Mes deux cama­rades ont été enro­lés par la Wehr­macht début novembre 1944 à Ludwig­sha­fen ou Mann­heim (les trois amis s’étaient revus pour la dernière fois le 28.10.1944). Louis Oberhau­ser est revenu de la guerre après avoir connu la capti­vité sovié­tique (décédé entre­temps), mais Raymond Tous­saint non.
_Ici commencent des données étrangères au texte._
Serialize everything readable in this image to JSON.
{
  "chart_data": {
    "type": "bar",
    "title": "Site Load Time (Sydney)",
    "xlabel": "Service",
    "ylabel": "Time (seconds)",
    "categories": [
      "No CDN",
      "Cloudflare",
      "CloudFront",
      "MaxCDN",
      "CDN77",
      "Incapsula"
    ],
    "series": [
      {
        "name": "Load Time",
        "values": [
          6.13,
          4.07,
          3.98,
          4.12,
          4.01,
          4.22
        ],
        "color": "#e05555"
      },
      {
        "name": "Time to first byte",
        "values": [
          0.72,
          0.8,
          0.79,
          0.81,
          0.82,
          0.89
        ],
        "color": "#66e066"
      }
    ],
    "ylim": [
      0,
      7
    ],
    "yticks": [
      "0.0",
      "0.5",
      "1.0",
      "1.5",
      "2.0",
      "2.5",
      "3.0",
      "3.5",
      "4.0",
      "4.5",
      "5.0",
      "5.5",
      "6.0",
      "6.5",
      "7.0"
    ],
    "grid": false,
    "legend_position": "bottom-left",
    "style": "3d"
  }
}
Sa mère et sa fian­cée m’ont rendu visite plusieurs fois en 1946 pour avoir des nouvelles.

Je voudrais savoir ce qu’il est devenu.

Merci pour toute infor­ma­tion

Anselme Schilt

 tel. 0372291836

 schilt@­web.de

* Préci­sions et fiche du VDK trans­mises par Claude Herold :

 Raimund Tussing

 Nach den uns vorlie­gen­den Infor­ma­tio­nen ist Raimund Tussing seit 01.02.1945 vermisst.

 In dem Gedenk­buch des Fried­hofes König­sberg / Kali­nin­grad haben wir den Namen und die persön­li­chen Daten des Oben­ge­nann­ten verzeich­net.

 Nach­name:
Tussing

 Vorname:
Raimund

 Geburts­da­tum:
20.11.1924

 Todes-/Vermiss­ten­da­tum:
01.02.1945

 Todes-/Vermiss­te­nort:
Ostpreus­sen

 Il ne figure pas sur le Monu­ment aux Morts de Sarre­gue­mines.

* Lien envoyé par Gérard Schutz : http://www.memo­rial-genweb.org/~memo­rial2/html/fr/comple­ment­ter.php?id=2634321&largeur=1920&hauteur=1080

 Raymond Tussing né le 20.11.1924 soit à Amne­ville ou Malan­court/Moselle est mort le 2.2.1945 à Korschen près König­sberg.
Il se trouve sur le mémo­rial de Malan­court avec photo.